The greenback was pressured after a report by the US Department of Labor revealed the number of people, who filed for unemployment benefits for the week ended December 14th, increased to 379 000 from 369 000 the previous week. Analysts projected that the jobless claims will lower to 332 000.

Yesterday, official data showed the number of building permits issues in the U.S. fell less-than-expected in November, remaining near the highest level since January 2008, while at the same time US housing starts rose at a faster-than-expected pace in November.

In a report the Census Bureau said that the number of building permits issued last month declined by 3.1% to a seasonally adjusted 1.01 million from 1.04 million units in the previous month. Analysts projected a 4.7% decline to 0.99 million units in November.

The report revealed that US housing starts rose by 22.7% in November, hitting a seasonally adjusted 1.1 million from October’s 0.89 million. Analysts’ forecast pointed an increase to 0.95 million.

Meanwhile, in a Financial times’ interview, BoJ Governor Haruhiko Kuroda said that the central bank will strive to keep ultra-easy monetary policy even beyond the time-frame of two years.

Japan is in a process of recovery after the 15-year period of deflation. Bank of Japan has been purchasing more than 7 trillion JPY (68.4 billion USD) of government bonds each month in its struggle to achieve 2% inflation in two years since April. There are growing concerns that BoJ will have to increase the scale of its asset-purchasing program in the coming year, which puts heavy pressure on the yen. BoJ started its two-day policy meeting today.

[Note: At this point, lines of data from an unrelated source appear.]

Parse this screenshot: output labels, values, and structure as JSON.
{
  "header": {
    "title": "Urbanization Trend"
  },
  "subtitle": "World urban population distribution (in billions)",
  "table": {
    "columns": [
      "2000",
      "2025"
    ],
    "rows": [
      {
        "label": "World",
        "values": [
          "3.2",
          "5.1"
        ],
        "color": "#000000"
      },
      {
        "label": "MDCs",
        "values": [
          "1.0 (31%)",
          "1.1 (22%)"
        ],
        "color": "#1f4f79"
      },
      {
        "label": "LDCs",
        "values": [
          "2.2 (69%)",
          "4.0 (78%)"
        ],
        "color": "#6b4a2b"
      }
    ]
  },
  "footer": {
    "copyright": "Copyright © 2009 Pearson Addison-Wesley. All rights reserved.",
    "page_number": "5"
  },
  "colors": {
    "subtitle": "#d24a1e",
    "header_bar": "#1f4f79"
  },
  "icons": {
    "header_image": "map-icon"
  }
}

On Wednesday, the Japanese Ministry of Finance reported that the country’s trade deficit in November reached 1.35 trillion yen or ($13.1 billion) on a seasonally-adjusted basis, compared with the 1.2 trillion median analysts’ forecast. In October the trade deficit was downwardly revised from 1.09 trillion yen to 1.06 trillion yen. According to released data imports increased 21.1% from a year ago, while exports rose 18.4%.

“The yen will remain weak, the trade deficits are big enough to keep the currency from strengthening.”, said Daisuke Karakama, a Tokyo-based market economist at Mizuho Bank Ltd., cited by Bloomberg.